American historic weapons manufacturer

Casey Arms is a Romance, Arkansas business that makes a variety of historic weapons for "highly discerning collectors and enthusiasts", using "raw steel and ancient timber". The Casey family, led by Daniel Casey, and the Casey Arms business are the subjects of Iron & Fire, a reality television series on The History Channel. Daniel Casey is also featured on an episode of CarbonTV's original web-series Heartlandia, as he forges a traditional knife and goes hog hunting in the foothills of the Arkansas Ozarks. The close-knit, small-town company prides themselves on "quality, custom craftsmanship". Each piece can take up to 500 hours to build, and "are highly coveted by collectors and gun enthusiasts from across the United States and overseas".

==Bios==
===Daniel Casey===
"Born and raised in the foothills of the Ozarks, Daniel Casey grew up obsessed with becoming a blacksmith. He built his first forge and began making knives at the age of 12." At age 14, "Daniel was determined to learn from the best and honed his craft with legendary blacksmith Hershel House."

Today, Daniel has made a full-time job of transforming scrap metal and a chunk of wood into handcrafted knives, swords and guns from any time period, but "his honey hole lands between 1770 and 1830."

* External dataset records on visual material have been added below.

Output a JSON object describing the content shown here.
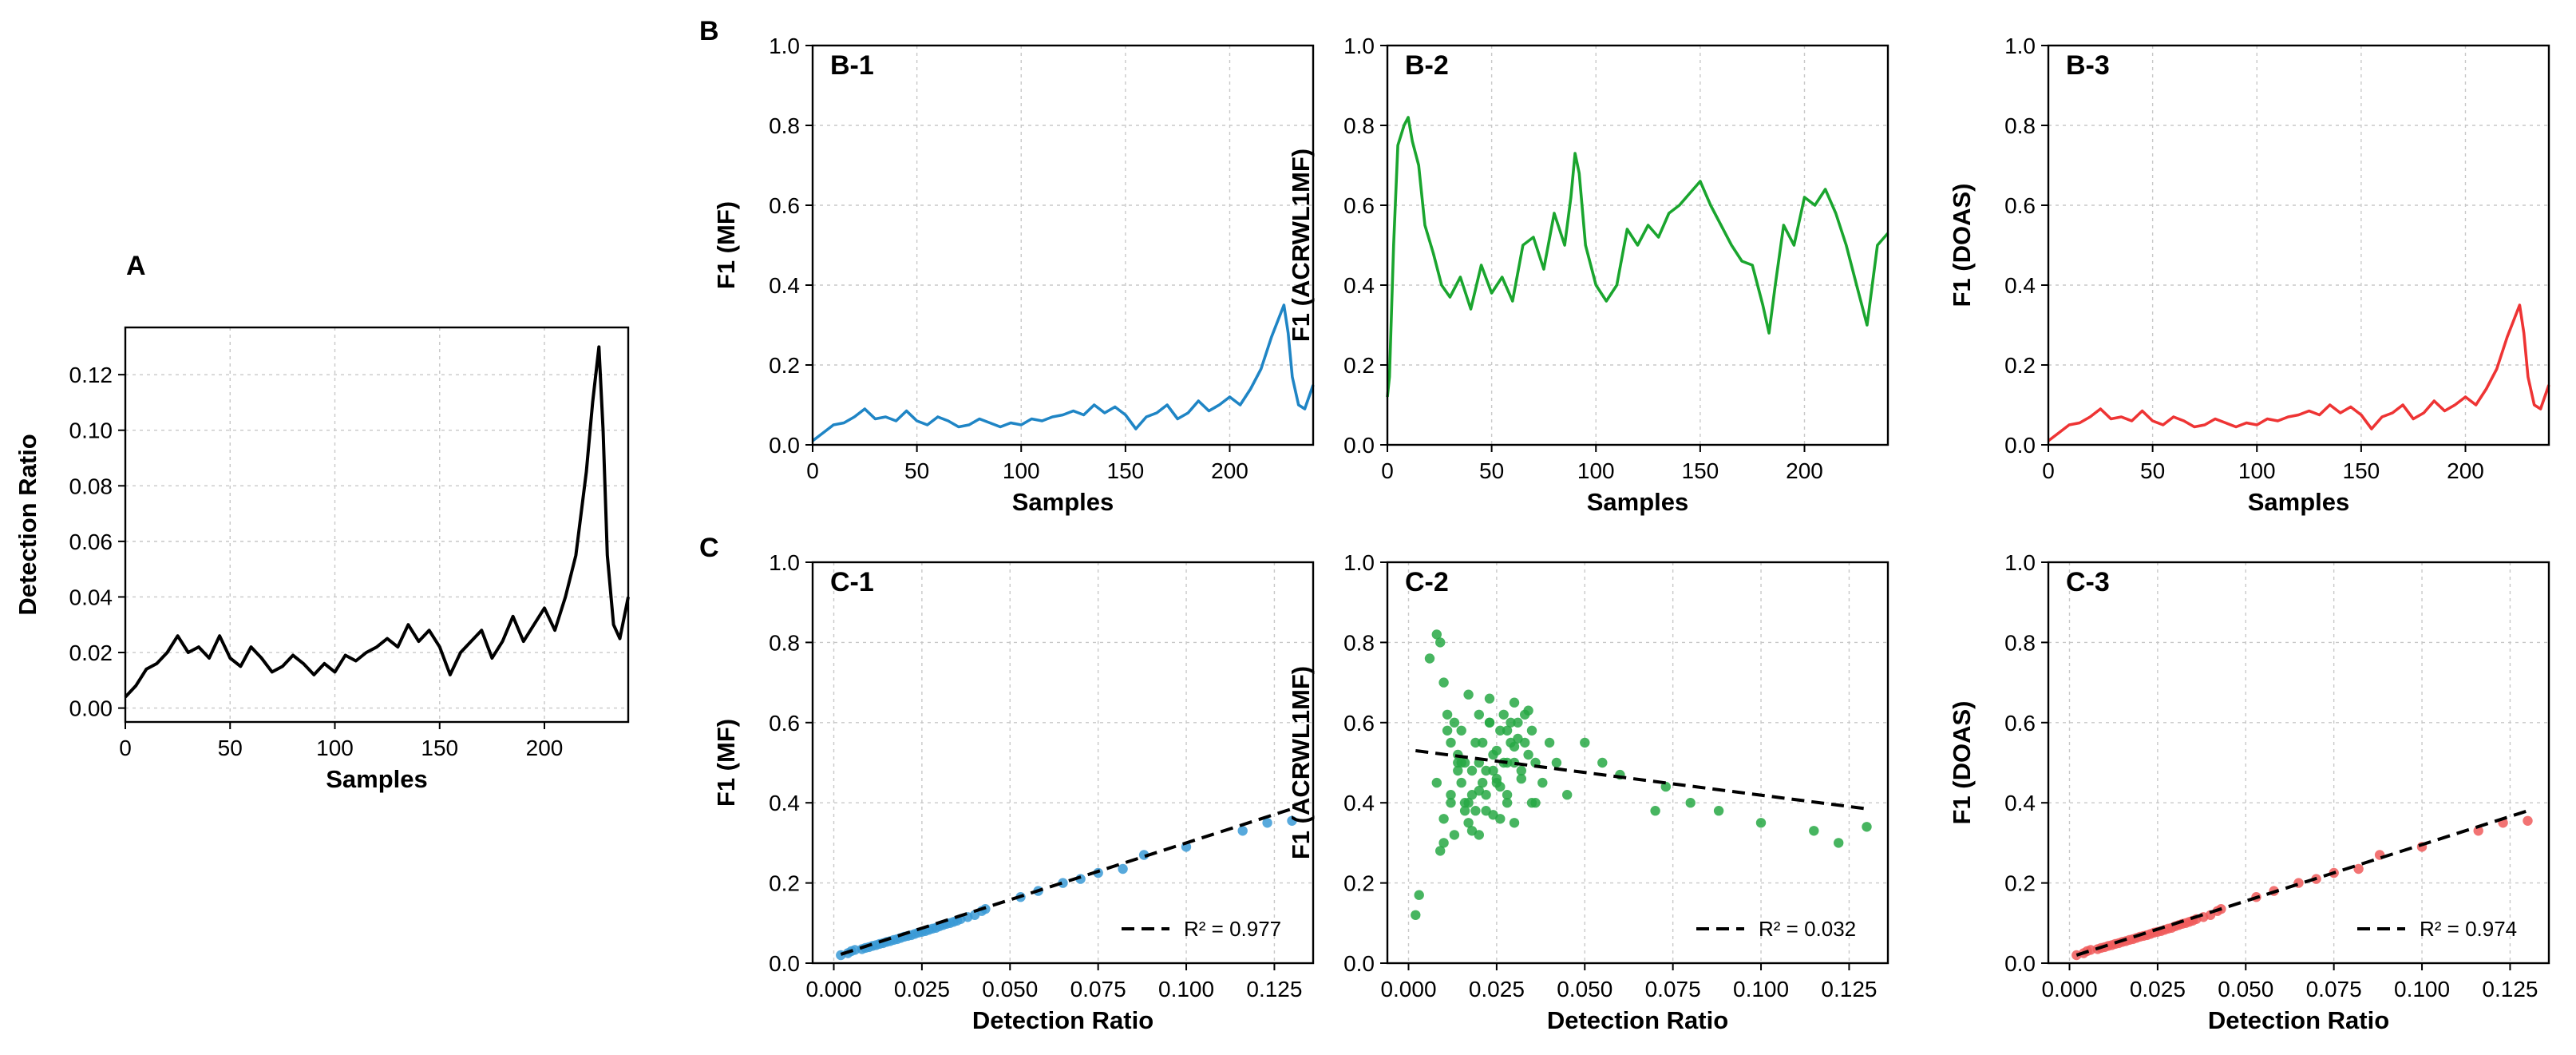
{
  "figure": {
    "panel_letters": {
      "A": "A",
      "B": "B",
      "C": "C"
    }
  },
  "chart_data": [
    {
      "id": "A",
      "type": "line",
      "title": "",
      "xlabel": "Samples",
      "ylabel": "Detection Ratio",
      "xlim": [
        0,
        240
      ],
      "ylim": [
        -0.005,
        0.137
      ],
      "xticks": [
        0,
        50,
        100,
        150,
        200
      ],
      "xtick_labels": [
        "0",
        "50",
        "100",
        "150",
        "200"
      ],
      "yticks": [
        0.0,
        0.02,
        0.04,
        0.06,
        0.08,
        0.1,
        0.12
      ],
      "ytick_labels": [
        "0.00",
        "0.02",
        "0.04",
        "0.06",
        "0.08",
        "0.10",
        "0.12"
      ],
      "grid": true,
      "color": "#000000",
      "series": [
        {
          "name": "Detection Ratio",
          "x": [
            0,
            5,
            10,
            15,
            20,
            25,
            30,
            35,
            40,
            45,
            50,
            55,
            60,
            65,
            70,
            75,
            80,
            85,
            90,
            95,
            100,
            105,
            110,
            115,
            120,
            125,
            130,
            135,
            140,
            145,
            150,
            155,
            160,
            165,
            170,
            175,
            180,
            185,
            190,
            195,
            200,
            205,
            210,
            215,
            220,
            223,
            226,
            228,
            230,
            233,
            236,
            240
          ],
          "y": [
            0.004,
            0.008,
            0.014,
            0.016,
            0.02,
            0.026,
            0.02,
            0.022,
            0.018,
            0.026,
            0.018,
            0.015,
            0.022,
            0.018,
            0.013,
            0.015,
            0.019,
            0.016,
            0.012,
            0.016,
            0.013,
            0.019,
            0.017,
            0.02,
            0.022,
            0.025,
            0.022,
            0.03,
            0.024,
            0.028,
            0.022,
            0.012,
            0.02,
            0.024,
            0.028,
            0.018,
            0.024,
            0.033,
            0.024,
            0.03,
            0.036,
            0.028,
            0.04,
            0.055,
            0.085,
            0.11,
            0.13,
            0.1,
            0.055,
            0.03,
            0.025,
            0.04
          ]
        }
      ]
    },
    {
      "id": "B-1",
      "type": "line",
      "title": "B-1",
      "xlabel": "Samples",
      "ylabel": "F1 (MF)",
      "xlim": [
        0,
        240
      ],
      "ylim": [
        0,
        1.0
      ],
      "xticks": [
        0,
        50,
        100,
        150,
        200
      ],
      "xtick_labels": [
        "0",
        "50",
        "100",
        "150",
        "200"
      ],
      "yticks": [
        0.0,
        0.2,
        0.4,
        0.6,
        0.8,
        1.0
      ],
      "ytick_labels": [
        "0.0",
        "0.2",
        "0.4",
        "0.6",
        "0.8",
        "1.0"
      ],
      "grid": true,
      "color": "#1f85c5",
      "series": [
        {
          "name": "MF",
          "x": [
            0,
            5,
            10,
            15,
            20,
            25,
            30,
            35,
            40,
            45,
            50,
            55,
            60,
            65,
            70,
            75,
            80,
            85,
            90,
            95,
            100,
            105,
            110,
            115,
            120,
            125,
            130,
            135,
            140,
            145,
            150,
            155,
            160,
            165,
            170,
            175,
            180,
            185,
            190,
            195,
            200,
            205,
            210,
            215,
            220,
            223,
            226,
            228,
            230,
            233,
            236,
            240
          ],
          "y": [
            0.01,
            0.03,
            0.05,
            0.055,
            0.07,
            0.09,
            0.065,
            0.07,
            0.06,
            0.085,
            0.06,
            0.05,
            0.07,
            0.06,
            0.045,
            0.05,
            0.065,
            0.055,
            0.045,
            0.055,
            0.05,
            0.065,
            0.06,
            0.07,
            0.075,
            0.085,
            0.075,
            0.1,
            0.08,
            0.095,
            0.075,
            0.04,
            0.07,
            0.08,
            0.1,
            0.065,
            0.08,
            0.11,
            0.085,
            0.1,
            0.12,
            0.1,
            0.14,
            0.19,
            0.27,
            0.31,
            0.35,
            0.28,
            0.17,
            0.1,
            0.09,
            0.15
          ]
        }
      ]
    },
    {
      "id": "B-2",
      "type": "line",
      "title": "B-2",
      "xlabel": "Samples",
      "ylabel": "F1 (ACRWL1MF)",
      "xlim": [
        0,
        240
      ],
      "ylim": [
        0,
        1.0
      ],
      "xticks": [
        0,
        50,
        100,
        150,
        200
      ],
      "xtick_labels": [
        "0",
        "50",
        "100",
        "150",
        "200"
      ],
      "yticks": [
        0.0,
        0.2,
        0.4,
        0.6,
        0.8,
        1.0
      ],
      "ytick_labels": [
        "0.0",
        "0.2",
        "0.4",
        "0.6",
        "0.8",
        "1.0"
      ],
      "grid": true,
      "color": "#1aa52e",
      "series": [
        {
          "name": "ACRWL1MF",
          "x": [
            0,
            1,
            3,
            5,
            8,
            10,
            12,
            15,
            18,
            22,
            26,
            30,
            35,
            40,
            45,
            50,
            55,
            60,
            65,
            70,
            75,
            80,
            85,
            88,
            90,
            92,
            95,
            100,
            105,
            110,
            115,
            120,
            125,
            130,
            135,
            140,
            145,
            150,
            155,
            160,
            165,
            170,
            175,
            180,
            183,
            186,
            190,
            195,
            200,
            205,
            210,
            215,
            220,
            225,
            230,
            235,
            240
          ],
          "y": [
            0.12,
            0.17,
            0.5,
            0.75,
            0.8,
            0.82,
            0.76,
            0.7,
            0.55,
            0.48,
            0.4,
            0.37,
            0.42,
            0.34,
            0.45,
            0.38,
            0.42,
            0.36,
            0.5,
            0.52,
            0.44,
            0.58,
            0.5,
            0.62,
            0.73,
            0.68,
            0.5,
            0.4,
            0.36,
            0.4,
            0.54,
            0.5,
            0.55,
            0.52,
            0.58,
            0.6,
            0.63,
            0.66,
            0.6,
            0.55,
            0.5,
            0.46,
            0.45,
            0.35,
            0.28,
            0.4,
            0.55,
            0.5,
            0.62,
            0.6,
            0.64,
            0.58,
            0.5,
            0.4,
            0.3,
            0.5,
            0.53
          ]
        }
      ]
    },
    {
      "id": "B-3",
      "type": "line",
      "title": "B-3",
      "xlabel": "Samples",
      "ylabel": "F1 (DOAS)",
      "xlim": [
        0,
        240
      ],
      "ylim": [
        0,
        1.0
      ],
      "xticks": [
        0,
        50,
        100,
        150,
        200
      ],
      "xtick_labels": [
        "0",
        "50",
        "100",
        "150",
        "200"
      ],
      "yticks": [
        0.0,
        0.2,
        0.4,
        0.6,
        0.8,
        1.0
      ],
      "ytick_labels": [
        "0.0",
        "0.2",
        "0.4",
        "0.6",
        "0.8",
        "1.0"
      ],
      "grid": true,
      "color": "#ee3434",
      "series": [
        {
          "name": "DOAS",
          "x": [
            0,
            5,
            10,
            15,
            20,
            25,
            30,
            35,
            40,
            45,
            50,
            55,
            60,
            65,
            70,
            75,
            80,
            85,
            90,
            95,
            100,
            105,
            110,
            115,
            120,
            125,
            130,
            135,
            140,
            145,
            150,
            155,
            160,
            165,
            170,
            175,
            180,
            185,
            190,
            195,
            200,
            205,
            210,
            215,
            220,
            223,
            226,
            228,
            230,
            233,
            236,
            240
          ],
          "y": [
            0.01,
            0.03,
            0.05,
            0.055,
            0.07,
            0.09,
            0.065,
            0.07,
            0.06,
            0.085,
            0.06,
            0.05,
            0.07,
            0.06,
            0.045,
            0.05,
            0.065,
            0.055,
            0.045,
            0.055,
            0.05,
            0.065,
            0.06,
            0.07,
            0.075,
            0.085,
            0.075,
            0.1,
            0.08,
            0.095,
            0.075,
            0.04,
            0.07,
            0.08,
            0.1,
            0.065,
            0.08,
            0.11,
            0.085,
            0.1,
            0.12,
            0.1,
            0.14,
            0.19,
            0.27,
            0.31,
            0.35,
            0.28,
            0.17,
            0.1,
            0.09,
            0.15
          ]
        }
      ]
    },
    {
      "id": "C-1",
      "type": "scatter",
      "title": "C-1",
      "xlabel": "Detection Ratio",
      "ylabel": "F1 (MF)",
      "xlim": [
        -0.006,
        0.136
      ],
      "ylim": [
        0,
        1.0
      ],
      "xticks": [
        0.0,
        0.025,
        0.05,
        0.075,
        0.1,
        0.125
      ],
      "xtick_labels": [
        "0.000",
        "0.025",
        "0.050",
        "0.075",
        "0.100",
        "0.125"
      ],
      "yticks": [
        0.0,
        0.2,
        0.4,
        0.6,
        0.8,
        1.0
      ],
      "ytick_labels": [
        "0.0",
        "0.2",
        "0.4",
        "0.6",
        "0.8",
        "1.0"
      ],
      "grid": true,
      "color": "#3a9ad6",
      "legend_label": "R² = 0.977",
      "legend_position": "bottom-right",
      "fit_line": {
        "x": [
          0.002,
          0.13
        ],
        "y": [
          0.022,
          0.385
        ]
      },
      "x": [
        0.002,
        0.004,
        0.005,
        0.006,
        0.008,
        0.009,
        0.01,
        0.011,
        0.012,
        0.013,
        0.014,
        0.015,
        0.016,
        0.017,
        0.018,
        0.019,
        0.02,
        0.021,
        0.022,
        0.023,
        0.024,
        0.025,
        0.026,
        0.027,
        0.028,
        0.029,
        0.03,
        0.031,
        0.032,
        0.033,
        0.034,
        0.035,
        0.036,
        0.038,
        0.04,
        0.042,
        0.043,
        0.053,
        0.058,
        0.065,
        0.07,
        0.075,
        0.082,
        0.088,
        0.1,
        0.116,
        0.123,
        0.13
      ],
      "y": [
        0.02,
        0.025,
        0.03,
        0.033,
        0.035,
        0.038,
        0.04,
        0.043,
        0.045,
        0.048,
        0.05,
        0.053,
        0.055,
        0.058,
        0.06,
        0.063,
        0.066,
        0.068,
        0.07,
        0.073,
        0.076,
        0.078,
        0.08,
        0.083,
        0.086,
        0.088,
        0.092,
        0.095,
        0.098,
        0.1,
        0.103,
        0.106,
        0.11,
        0.115,
        0.12,
        0.13,
        0.135,
        0.165,
        0.18,
        0.2,
        0.21,
        0.225,
        0.235,
        0.27,
        0.29,
        0.33,
        0.35,
        0.355
      ]
    },
    {
      "id": "C-2",
      "type": "scatter",
      "title": "C-2",
      "xlabel": "Detection Ratio",
      "ylabel": "F1 (ACRWL1MF)",
      "xlim": [
        -0.006,
        0.136
      ],
      "ylim": [
        0,
        1.0
      ],
      "xticks": [
        0.0,
        0.025,
        0.05,
        0.075,
        0.1,
        0.125
      ],
      "xtick_labels": [
        "0.000",
        "0.025",
        "0.050",
        "0.075",
        "0.100",
        "0.125"
      ],
      "yticks": [
        0.0,
        0.2,
        0.4,
        0.6,
        0.8,
        1.0
      ],
      "ytick_labels": [
        "0.0",
        "0.2",
        "0.4",
        "0.6",
        "0.8",
        "1.0"
      ],
      "grid": true,
      "color": "#27a844",
      "legend_label": "R² = 0.032",
      "legend_position": "bottom-right",
      "fit_line": {
        "x": [
          0.002,
          0.13
        ],
        "y": [
          0.53,
          0.385
        ]
      },
      "x": [
        0.002,
        0.003,
        0.006,
        0.008,
        0.009,
        0.01,
        0.011,
        0.012,
        0.013,
        0.014,
        0.015,
        0.016,
        0.017,
        0.018,
        0.019,
        0.02,
        0.021,
        0.022,
        0.023,
        0.024,
        0.025,
        0.026,
        0.027,
        0.028,
        0.029,
        0.03,
        0.031,
        0.032,
        0.033,
        0.034,
        0.035,
        0.036,
        0.038,
        0.04,
        0.042,
        0.045,
        0.05,
        0.055,
        0.06,
        0.07,
        0.073,
        0.08,
        0.088,
        0.1,
        0.115,
        0.122,
        0.13,
        0.008,
        0.012,
        0.016,
        0.02,
        0.024,
        0.028,
        0.032,
        0.036,
        0.01,
        0.014,
        0.018,
        0.022,
        0.026,
        0.03,
        0.034,
        0.011,
        0.015,
        0.019,
        0.023,
        0.027,
        0.031,
        0.009,
        0.013,
        0.017,
        0.021,
        0.025,
        0.029,
        0.033,
        0.012,
        0.016,
        0.02,
        0.024,
        0.028,
        0.014,
        0.018,
        0.022,
        0.026,
        0.03,
        0.015,
        0.02,
        0.025,
        0.03,
        0.035,
        0.01,
        0.017,
        0.023,
        0.028
      ],
      "y": [
        0.12,
        0.17,
        0.76,
        0.82,
        0.8,
        0.7,
        0.62,
        0.55,
        0.6,
        0.5,
        0.45,
        0.4,
        0.35,
        0.42,
        0.38,
        0.5,
        0.55,
        0.48,
        0.6,
        0.52,
        0.45,
        0.58,
        0.62,
        0.5,
        0.55,
        0.65,
        0.6,
        0.48,
        0.55,
        0.63,
        0.58,
        0.5,
        0.45,
        0.55,
        0.5,
        0.42,
        0.55,
        0.5,
        0.47,
        0.38,
        0.44,
        0.4,
        0.38,
        0.35,
        0.33,
        0.3,
        0.34,
        0.45,
        0.4,
        0.5,
        0.43,
        0.37,
        0.42,
        0.46,
        0.4,
        0.36,
        0.48,
        0.33,
        0.38,
        0.44,
        0.35,
        0.52,
        0.58,
        0.5,
        0.55,
        0.6,
        0.5,
        0.56,
        0.28,
        0.32,
        0.4,
        0.45,
        0.53,
        0.6,
        0.62,
        0.42,
        0.38,
        0.32,
        0.48,
        0.4,
        0.52,
        0.48,
        0.42,
        0.36,
        0.54,
        0.58,
        0.62,
        0.46,
        0.5,
        0.4,
        0.3,
        0.67,
        0.66,
        0.58
      ]
    },
    {
      "id": "C-3",
      "type": "scatter",
      "title": "C-3",
      "xlabel": "Detection Ratio",
      "ylabel": "F1 (DOAS)",
      "xlim": [
        -0.006,
        0.136
      ],
      "ylim": [
        0,
        1.0
      ],
      "xticks": [
        0.0,
        0.025,
        0.05,
        0.075,
        0.1,
        0.125
      ],
      "xtick_labels": [
        "0.000",
        "0.025",
        "0.050",
        "0.075",
        "0.100",
        "0.125"
      ],
      "yticks": [
        0.0,
        0.2,
        0.4,
        0.6,
        0.8,
        1.0
      ],
      "ytick_labels": [
        "0.0",
        "0.2",
        "0.4",
        "0.6",
        "0.8",
        "1.0"
      ],
      "grid": true,
      "color": "#f05a5a",
      "legend_label": "R² = 0.974",
      "legend_position": "bottom-right",
      "fit_line": {
        "x": [
          0.002,
          0.13
        ],
        "y": [
          0.02,
          0.38
        ]
      },
      "x": [
        0.002,
        0.004,
        0.005,
        0.006,
        0.008,
        0.009,
        0.01,
        0.011,
        0.012,
        0.013,
        0.014,
        0.015,
        0.016,
        0.017,
        0.018,
        0.019,
        0.02,
        0.021,
        0.022,
        0.023,
        0.024,
        0.025,
        0.026,
        0.027,
        0.028,
        0.029,
        0.03,
        0.031,
        0.032,
        0.033,
        0.034,
        0.035,
        0.036,
        0.038,
        0.04,
        0.042,
        0.043,
        0.053,
        0.058,
        0.065,
        0.07,
        0.075,
        0.082,
        0.088,
        0.1,
        0.116,
        0.123,
        0.13
      ],
      "y": [
        0.02,
        0.025,
        0.03,
        0.033,
        0.035,
        0.038,
        0.04,
        0.043,
        0.045,
        0.048,
        0.05,
        0.053,
        0.055,
        0.058,
        0.06,
        0.063,
        0.066,
        0.068,
        0.07,
        0.073,
        0.076,
        0.078,
        0.08,
        0.083,
        0.086,
        0.088,
        0.092,
        0.095,
        0.098,
        0.1,
        0.103,
        0.106,
        0.11,
        0.115,
        0.12,
        0.13,
        0.135,
        0.165,
        0.18,
        0.2,
        0.21,
        0.225,
        0.235,
        0.27,
        0.29,
        0.33,
        0.35,
        0.355
      ]
    }
  ]
}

Daniel's dedication to his craft and his unrivaled perfectionism make his creations among the most sought after by collectors around the world. Daniel lives on top of a mountain in Romance, Arkansas, with his wife Chelsey, his four-year-old son Wesley, and a variety of hound dogs, cats and chickens.

===Charlie Casey===
At the age of 23, Charlie Casey said goodbye to his family and left Arkansas to travel the U.S. and seek his fortune vowing never to become beholden to “the man.” His journey took him around the country, from Bremerton, Washington, to Blasdell, New York, to Arlington, Texas. During this time, he worked various jobs, including a vacuum cleaner salesman, a customer service representative and a machinist.

Charlie's restless spirit would not allow him to stay in one place for more than six months at a time. After five years of adventurous wanderings, he finally returned home. Today, Charlie works with his older brother Daniel and is learning the blacksmithing trade. In his continuing effort to avoid “the man,” Charlie tries to go fishing at least once a day.

===Jonathan Kulik===
Jonathan joined the U.S. Army at the age of 18 and served in the 82nd Airborne Division as a paratrooper. After receiving his honorable discharge, Jonathan returned to Arkansas to pursue his lifelong dream: working with his uncle Daniel at the blacksmith shop. While Jonathan is interested in all elements of the craft, he is particularly fond of woodworking and takes great pride in shaping the rifle stocks and knife handles for Daniel's creations.

Jonathan also creates flutes, penny whistles and other instruments by hand. He and his wife Emily have one daughter.